Al sesto rintocco, le dita di Quattordici si strinsero con più convinzione intorno al suo membro, strappando alla bocca di Tredici un lungo gemito soddisfatto. Il vecchio anno inarcò la schiena e gettò la testa all'indietro, sentì il tempo scorrergli addosso come acqua, i rintocchi velocizzarsi, sette, otto, nove, e si spinse con forza tra le dita dell'altro, perso nel proprio piacere, solo vagamente consapevole dei pochi minuti che gli restavano.
Il decimo rintocco lo lasciò freddo e orfano della mano di Quattordici.
Emise un gemito di disappunto e aprì gli occhi disorientato per vedere l'altro alzarsi sulle ginocchia, le labbra appena dischiuse e il respiro affaticato.

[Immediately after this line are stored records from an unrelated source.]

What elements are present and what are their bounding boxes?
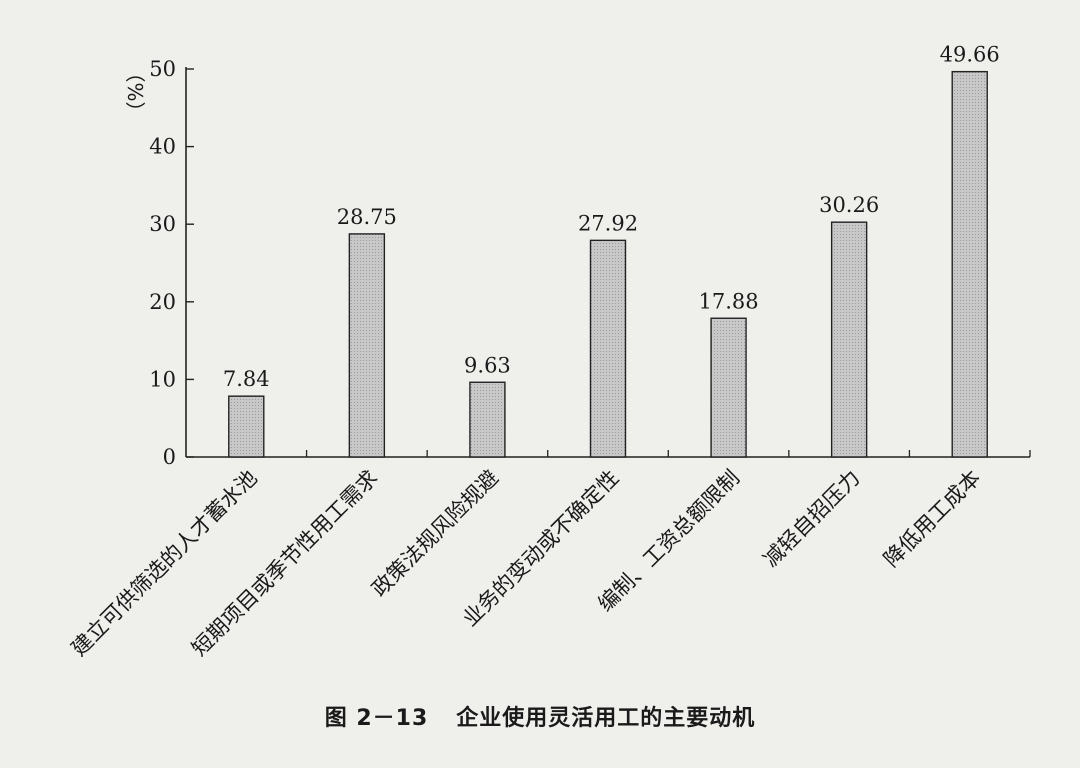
data-label: 28.75 [337, 205, 397, 229]
bar [951, 70, 988, 458]
bar [830, 221, 868, 458]
y-unit-label: （%） [123, 62, 147, 121]
category-label: 减轻自招压力 [759, 466, 865, 572]
data-label: 49.66 [940, 43, 1000, 67]
bar [228, 395, 265, 458]
data-label: 30.26 [819, 193, 879, 217]
bar [710, 317, 747, 458]
figure-caption: 图 2－13 企业使用灵活用工的主要动机 [0, 700, 1080, 732]
category-label: 降低用工成本 [879, 466, 985, 572]
bar [469, 381, 506, 458]
y-tick-label: 40 [149, 135, 176, 159]
y-tick-label: 0 [163, 445, 176, 469]
bar [589, 239, 627, 458]
y-tick-label: 10 [149, 367, 176, 391]
y-tick-label: 30 [149, 212, 176, 236]
category-label: 政策法规风险规避 [367, 466, 503, 602]
data-label: 9.63 [464, 353, 511, 377]
caption-title: 企业使用灵活用工的主要动机 [456, 706, 756, 731]
data-label: 7.84 [223, 367, 270, 391]
data-label: 17.88 [699, 289, 759, 313]
bar [348, 233, 386, 458]
y-tick-label: 50 [149, 57, 176, 81]
caption-number: 图 2－13 [324, 706, 429, 731]
bar-chart: 01020304050（%）7.84建立可供筛选的人才蓄水池28.75短期项目或… [67, 43, 1031, 661]
data-label: 27.92 [578, 211, 638, 235]
y-tick-label: 20 [149, 290, 176, 314]
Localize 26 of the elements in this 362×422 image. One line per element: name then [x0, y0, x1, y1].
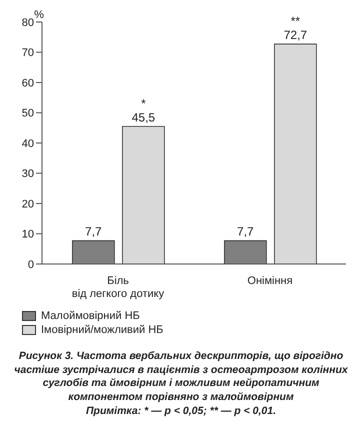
bar: [72, 240, 115, 264]
bar: [122, 126, 165, 264]
annotation: *: [141, 96, 146, 110]
y-tick-label: 0: [28, 258, 34, 271]
y-axis-title: %: [34, 9, 44, 21]
annotation: **: [290, 14, 300, 28]
y-tick-label: 20: [22, 198, 34, 210]
y-tick-label: 80: [22, 16, 34, 29]
text: 7,7: [85, 224, 102, 239]
text: 45,5: [132, 110, 156, 124]
x-tick-label: Біль від легкого дотику: [72, 275, 165, 300]
y-tick-label: 30: [22, 168, 34, 180]
text: 72,7: [284, 28, 308, 42]
text: Примітка: * — p < 0,05; ** — p < 0,01.: [85, 404, 277, 418]
y-tick-label: 10: [22, 228, 34, 241]
legend-label: Імовірний/можливий НБ: [41, 324, 164, 336]
y-tick-label: 70: [22, 47, 34, 60]
y-tick-label: 60: [22, 77, 34, 90]
text: Рисунок 3. Частота вербальних дескрипторів, що вірогідно частіше зустрічалися в пацієнтів з остеоартрозом колінних суглобів та ймовірним і можливим нейропатичним компонентом порівняно з малоймовірним: [13, 350, 349, 405]
y-tick-label: 40: [22, 138, 34, 150]
bar: [224, 240, 267, 264]
text: 7,7: [237, 224, 254, 239]
legend-label: Малоймовірний НБ: [41, 310, 140, 322]
bar: [274, 44, 317, 264]
x-tick-label: Оніміння: [247, 275, 293, 287]
y-tick-label: 50: [22, 108, 34, 120]
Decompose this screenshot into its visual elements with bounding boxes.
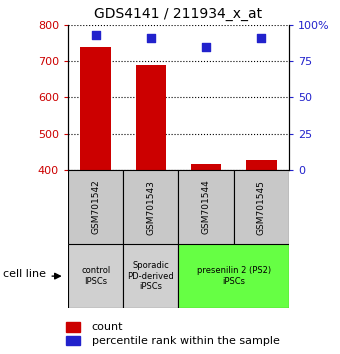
Text: control
IPSCs: control IPSCs: [81, 267, 110, 286]
Point: [148, 35, 154, 41]
Bar: [246, 160, 276, 170]
Bar: [68, 244, 123, 308]
Bar: [123, 244, 178, 308]
Point: [259, 35, 264, 41]
Bar: [66, 336, 80, 345]
Text: presenilin 2 (PS2)
iPSCs: presenilin 2 (PS2) iPSCs: [197, 267, 271, 286]
Bar: [66, 322, 80, 332]
Text: GSM701545: GSM701545: [257, 179, 266, 235]
Text: GSM701542: GSM701542: [91, 180, 100, 234]
Bar: [68, 170, 123, 244]
Bar: [234, 170, 289, 244]
Bar: [136, 65, 166, 170]
Bar: [178, 170, 234, 244]
Text: cell line: cell line: [3, 269, 46, 279]
Text: percentile rank within the sample: percentile rank within the sample: [92, 336, 280, 346]
Bar: [178, 244, 289, 308]
Point: [203, 44, 209, 49]
Bar: [191, 165, 221, 170]
Title: GDS4141 / 211934_x_at: GDS4141 / 211934_x_at: [95, 7, 262, 21]
Text: GSM701544: GSM701544: [202, 180, 210, 234]
Bar: [81, 46, 111, 170]
Text: GSM701543: GSM701543: [147, 179, 155, 235]
Text: Sporadic
PD-derived
iPSCs: Sporadic PD-derived iPSCs: [128, 261, 174, 291]
Text: count: count: [92, 322, 123, 332]
Bar: [123, 170, 178, 244]
Point: [93, 32, 98, 38]
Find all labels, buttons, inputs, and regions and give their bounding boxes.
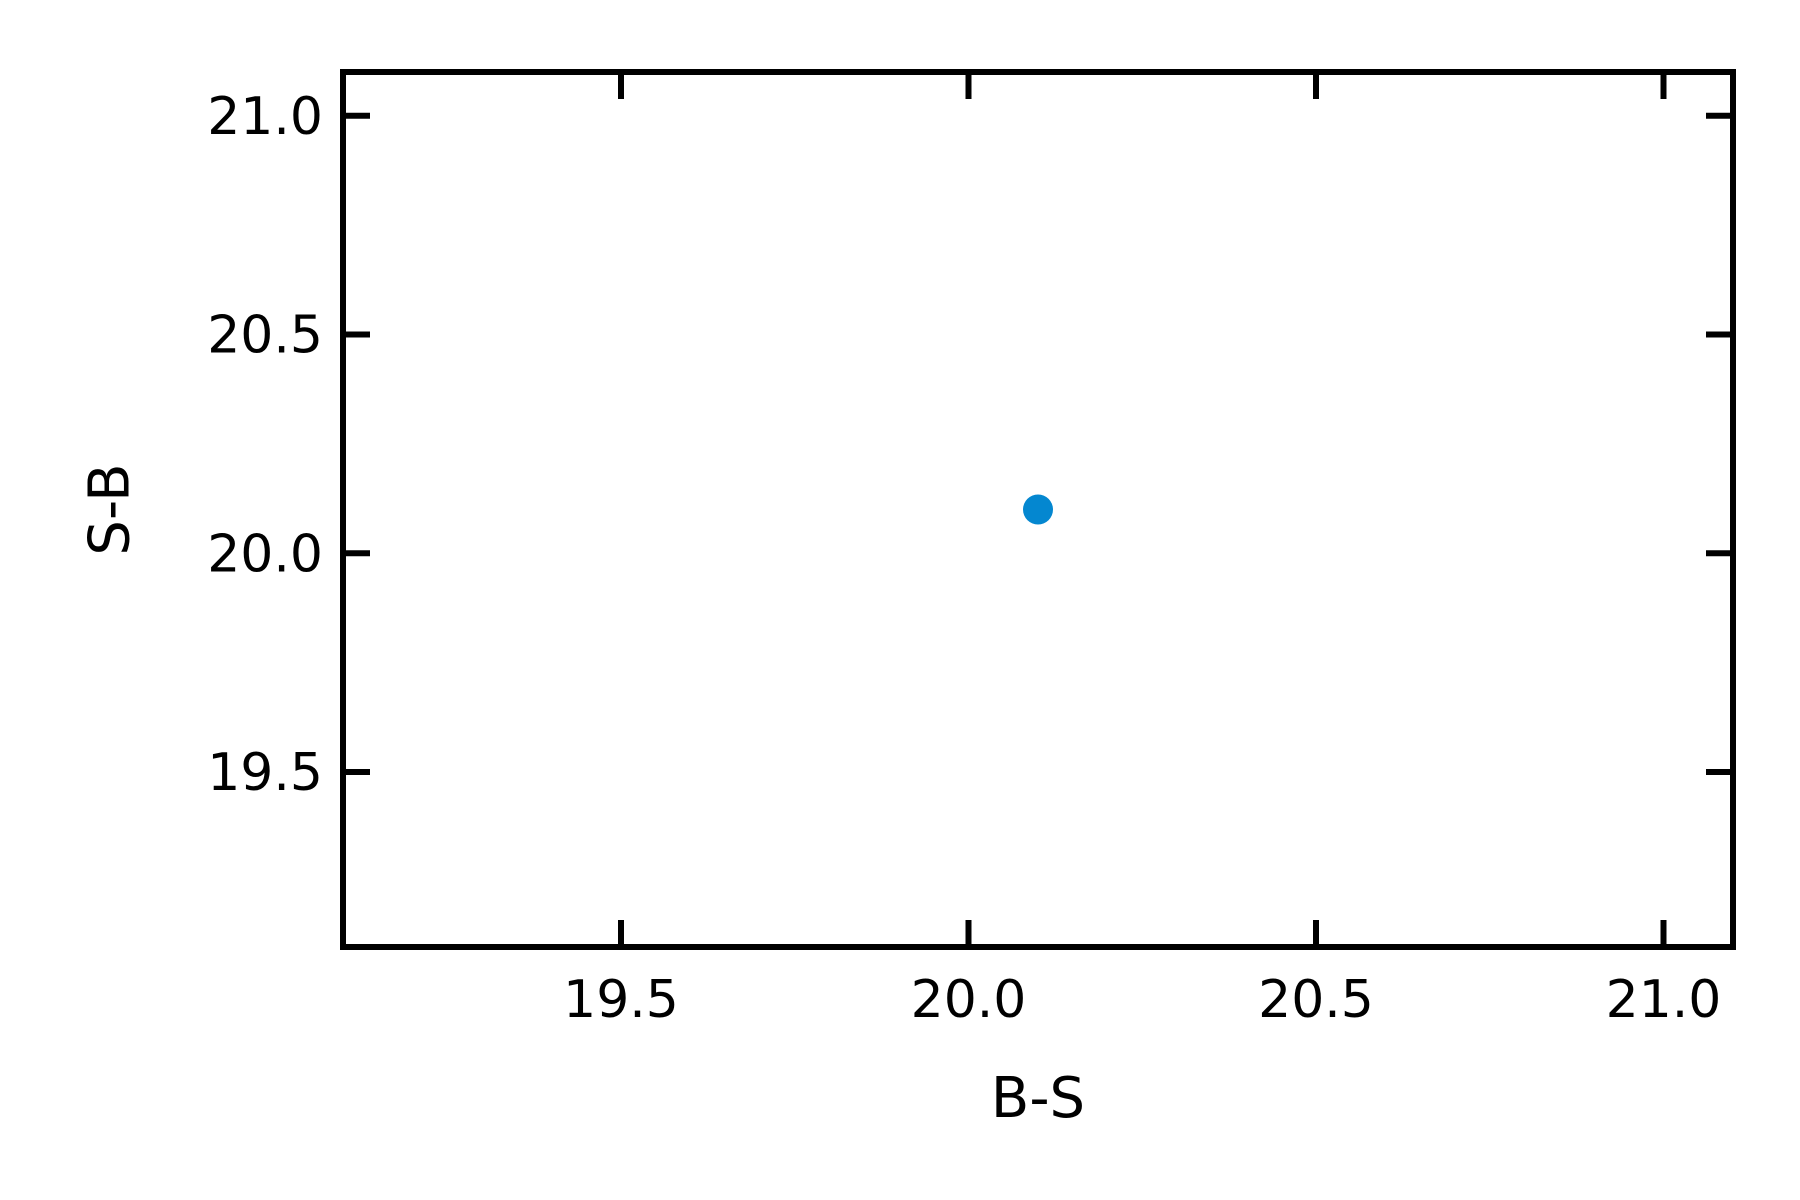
y-tick-label: 20.0: [207, 524, 323, 584]
y-axis-label: S-B: [78, 463, 143, 555]
y-tick-label: 20.5: [207, 306, 323, 366]
axis-ticks: 19.5 20.0 20.5 21.0 19.5 20.0 20.5 21.0: [207, 72, 1733, 1030]
y-tick-label: 21.0: [207, 87, 323, 147]
y-tick-label: 19.5: [207, 743, 323, 803]
plot-frame: [340, 69, 1736, 950]
x-axis-label: B-S: [991, 1066, 1085, 1131]
x-tick-label: 21.0: [1606, 970, 1722, 1030]
data-point: [1023, 494, 1053, 525]
x-tick-label: 19.5: [563, 970, 679, 1030]
x-tick-label: 20.0: [911, 970, 1027, 1030]
data-points: [1023, 494, 1053, 525]
x-tick-label: 20.5: [1258, 970, 1374, 1030]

Tredici annuì brevemente prima del rintocco successivo e quando quello risuonò, apparentemente più forte degli altri, Quattordici si calò su di lui senza esitazione, senza un suono, senza chiudere gli occhi.
Continuarono a guardarsi mentre Quattordici si muoveva su di lui, lasciando che affondasse un po' di più nel suo corpo ad ogni spinta, anticipando di un secondo i rintocchi, allungando il tempo ancora per un attimo, un attimo ancora.
Al dodicesimo rintocco, Quattordici sentì il calore del proprio orgasmo montargli dal fondo dello stomaco e vi si abbandonò, lasciandosi trasportare un'ultima volta prima di prendere definitivamente il comando.
Con un gemito, nascose il viso nel collo di Tredici e stremato, accolse le sue ultime spinte.
Per quel che rimaneva dell'ultimo giro della lancetta, si lasciò coccolare dalle sue braccia, ascoltando il battito del suo cuore farsi sempre più lento fino a fermarsi mentre il mondo fuori esultava.